2. Your plan is consistent
It is easy to tell your customers that one aspect of your brand is eco-friendly, but what about other elements?
For example, imagine your brand sells a drink and you switch to new ingredients that are sustainably sourced. But are the bottles you sell that drink in recyclable? What about the labels used on the bottle?
Such a problem was brought to light when McDonald’s replaced its plastic straws with paper ones. Due to the thickness of the new straws, the company said that they were not yet easily processed and recycled by the company’s waste solution providers, so they should be put in the general waste. The story soon broke in the press:
Even though the makers of the straws, Transcend Packaging, issued a statement clarifying that the straws themselves were recyclable, which story do you think received the most attention and discussion on social media?
3. Your strategy is fully integrated across your business
With Smart Insights being champions of integrated marketing, this may not come as a surprise to you, but your sustainable marketing strategy is only as strong as the marketing plan behind it.
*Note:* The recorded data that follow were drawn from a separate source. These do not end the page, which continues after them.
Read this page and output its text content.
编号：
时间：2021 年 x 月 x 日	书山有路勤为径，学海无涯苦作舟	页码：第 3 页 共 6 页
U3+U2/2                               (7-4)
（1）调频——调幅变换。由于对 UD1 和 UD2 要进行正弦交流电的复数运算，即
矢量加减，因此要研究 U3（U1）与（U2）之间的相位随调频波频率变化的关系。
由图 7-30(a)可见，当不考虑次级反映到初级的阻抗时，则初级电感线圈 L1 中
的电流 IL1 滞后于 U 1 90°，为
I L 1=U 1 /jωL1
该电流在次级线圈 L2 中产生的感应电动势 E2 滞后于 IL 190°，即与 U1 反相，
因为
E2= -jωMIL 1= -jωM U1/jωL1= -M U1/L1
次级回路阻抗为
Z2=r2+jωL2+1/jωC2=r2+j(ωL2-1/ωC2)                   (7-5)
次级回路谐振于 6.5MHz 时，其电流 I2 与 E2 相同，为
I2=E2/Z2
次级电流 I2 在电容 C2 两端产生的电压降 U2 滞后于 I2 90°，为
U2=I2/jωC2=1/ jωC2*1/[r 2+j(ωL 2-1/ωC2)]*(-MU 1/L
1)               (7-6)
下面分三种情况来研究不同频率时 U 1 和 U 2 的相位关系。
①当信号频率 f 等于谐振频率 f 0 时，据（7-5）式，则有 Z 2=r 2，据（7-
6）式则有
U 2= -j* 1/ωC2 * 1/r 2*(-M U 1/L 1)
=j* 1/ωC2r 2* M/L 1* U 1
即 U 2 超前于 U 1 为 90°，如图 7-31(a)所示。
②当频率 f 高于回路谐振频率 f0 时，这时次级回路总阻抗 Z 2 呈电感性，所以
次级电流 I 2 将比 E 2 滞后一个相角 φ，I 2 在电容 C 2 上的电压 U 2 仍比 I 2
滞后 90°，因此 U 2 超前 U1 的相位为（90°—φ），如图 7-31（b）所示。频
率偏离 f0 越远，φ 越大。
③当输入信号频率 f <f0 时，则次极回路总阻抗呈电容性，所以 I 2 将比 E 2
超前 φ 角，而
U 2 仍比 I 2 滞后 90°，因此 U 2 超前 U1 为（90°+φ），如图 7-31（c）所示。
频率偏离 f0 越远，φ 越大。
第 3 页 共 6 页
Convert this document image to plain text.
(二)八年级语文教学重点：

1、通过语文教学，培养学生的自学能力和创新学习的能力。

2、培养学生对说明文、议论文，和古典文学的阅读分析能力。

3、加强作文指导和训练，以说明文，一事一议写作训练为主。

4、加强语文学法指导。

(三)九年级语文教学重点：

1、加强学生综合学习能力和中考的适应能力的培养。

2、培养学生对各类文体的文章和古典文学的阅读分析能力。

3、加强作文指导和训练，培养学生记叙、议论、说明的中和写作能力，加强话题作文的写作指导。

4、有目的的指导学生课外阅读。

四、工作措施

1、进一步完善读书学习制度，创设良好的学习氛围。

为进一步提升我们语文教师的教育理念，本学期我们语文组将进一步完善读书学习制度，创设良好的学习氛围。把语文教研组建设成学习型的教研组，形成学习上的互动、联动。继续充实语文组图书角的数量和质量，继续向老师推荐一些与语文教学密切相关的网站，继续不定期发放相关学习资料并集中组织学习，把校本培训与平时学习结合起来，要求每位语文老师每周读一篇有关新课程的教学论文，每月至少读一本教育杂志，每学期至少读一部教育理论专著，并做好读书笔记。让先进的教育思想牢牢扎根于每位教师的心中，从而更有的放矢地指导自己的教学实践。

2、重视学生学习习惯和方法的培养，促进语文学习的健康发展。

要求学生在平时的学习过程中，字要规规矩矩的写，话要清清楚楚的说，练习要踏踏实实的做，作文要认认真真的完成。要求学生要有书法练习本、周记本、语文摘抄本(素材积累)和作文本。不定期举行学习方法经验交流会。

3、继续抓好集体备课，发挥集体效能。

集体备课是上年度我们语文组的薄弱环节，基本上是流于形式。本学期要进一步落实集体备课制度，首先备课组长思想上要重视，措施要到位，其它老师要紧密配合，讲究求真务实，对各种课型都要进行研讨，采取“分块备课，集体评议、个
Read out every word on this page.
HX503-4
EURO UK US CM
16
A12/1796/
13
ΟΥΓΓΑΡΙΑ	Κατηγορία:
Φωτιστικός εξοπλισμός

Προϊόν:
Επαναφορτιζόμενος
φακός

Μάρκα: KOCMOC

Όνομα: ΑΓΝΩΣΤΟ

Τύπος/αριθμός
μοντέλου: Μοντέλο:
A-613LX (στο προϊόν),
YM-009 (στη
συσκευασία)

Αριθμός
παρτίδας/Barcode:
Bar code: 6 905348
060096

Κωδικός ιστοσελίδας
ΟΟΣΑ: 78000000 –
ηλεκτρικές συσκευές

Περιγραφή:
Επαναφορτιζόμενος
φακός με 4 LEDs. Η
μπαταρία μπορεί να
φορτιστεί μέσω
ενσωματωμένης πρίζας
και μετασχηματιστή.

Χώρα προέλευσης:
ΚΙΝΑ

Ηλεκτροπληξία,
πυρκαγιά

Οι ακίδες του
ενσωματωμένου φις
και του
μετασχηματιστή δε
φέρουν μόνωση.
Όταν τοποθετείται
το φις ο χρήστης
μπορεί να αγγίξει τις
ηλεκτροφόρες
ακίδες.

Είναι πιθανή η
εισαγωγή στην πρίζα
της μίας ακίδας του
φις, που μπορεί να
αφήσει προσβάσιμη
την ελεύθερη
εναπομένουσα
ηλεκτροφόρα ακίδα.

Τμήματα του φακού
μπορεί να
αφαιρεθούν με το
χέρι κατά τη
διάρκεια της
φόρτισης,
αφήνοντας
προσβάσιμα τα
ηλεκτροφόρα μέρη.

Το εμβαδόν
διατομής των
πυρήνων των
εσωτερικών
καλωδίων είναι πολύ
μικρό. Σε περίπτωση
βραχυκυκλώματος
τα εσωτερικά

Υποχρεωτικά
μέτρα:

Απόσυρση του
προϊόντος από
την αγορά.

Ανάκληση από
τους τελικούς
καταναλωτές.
At the very minimum, we recommend the following checks:
- Research how competitors are employing sustainable marketing
- Audit your customer journey to make sure your sustainable messages come through in a sensible and appropriate way at each stage in the marketing funnel.
- Cross-reference key messages in other campaigns and always-on activity to ensure consistency.
- Brief staff and stakeholders (particularly marketing, sales, and product) on your sustainability messages and where to find the key information.
- Continue to check and scan the environmental landscape, and be prepared to make changes.
Our RACE Growth System helps you manage every aspect of planning, managing, and optimizing your digital marketing strategy. All in an easy-to-use, easy-to-follow framework that’s been proven to get results. Download your free guide today.
The essence of sustainable marketing is that you position your brand as an active figure in an environmental or societal issue. It can humanize your brand messages and create another reason why customers should choose you over your competition.
But do not underestimate the commitment needed to participate in sustainable initiatives. These aren’t simple ‘buzzwords’ or ‘hot topics’ – they are programs dedicated to reducing carbon emissions, increasing recyclable materials, and improving prospects for the next generation.
Is your brand willing to put its money where its mouth is?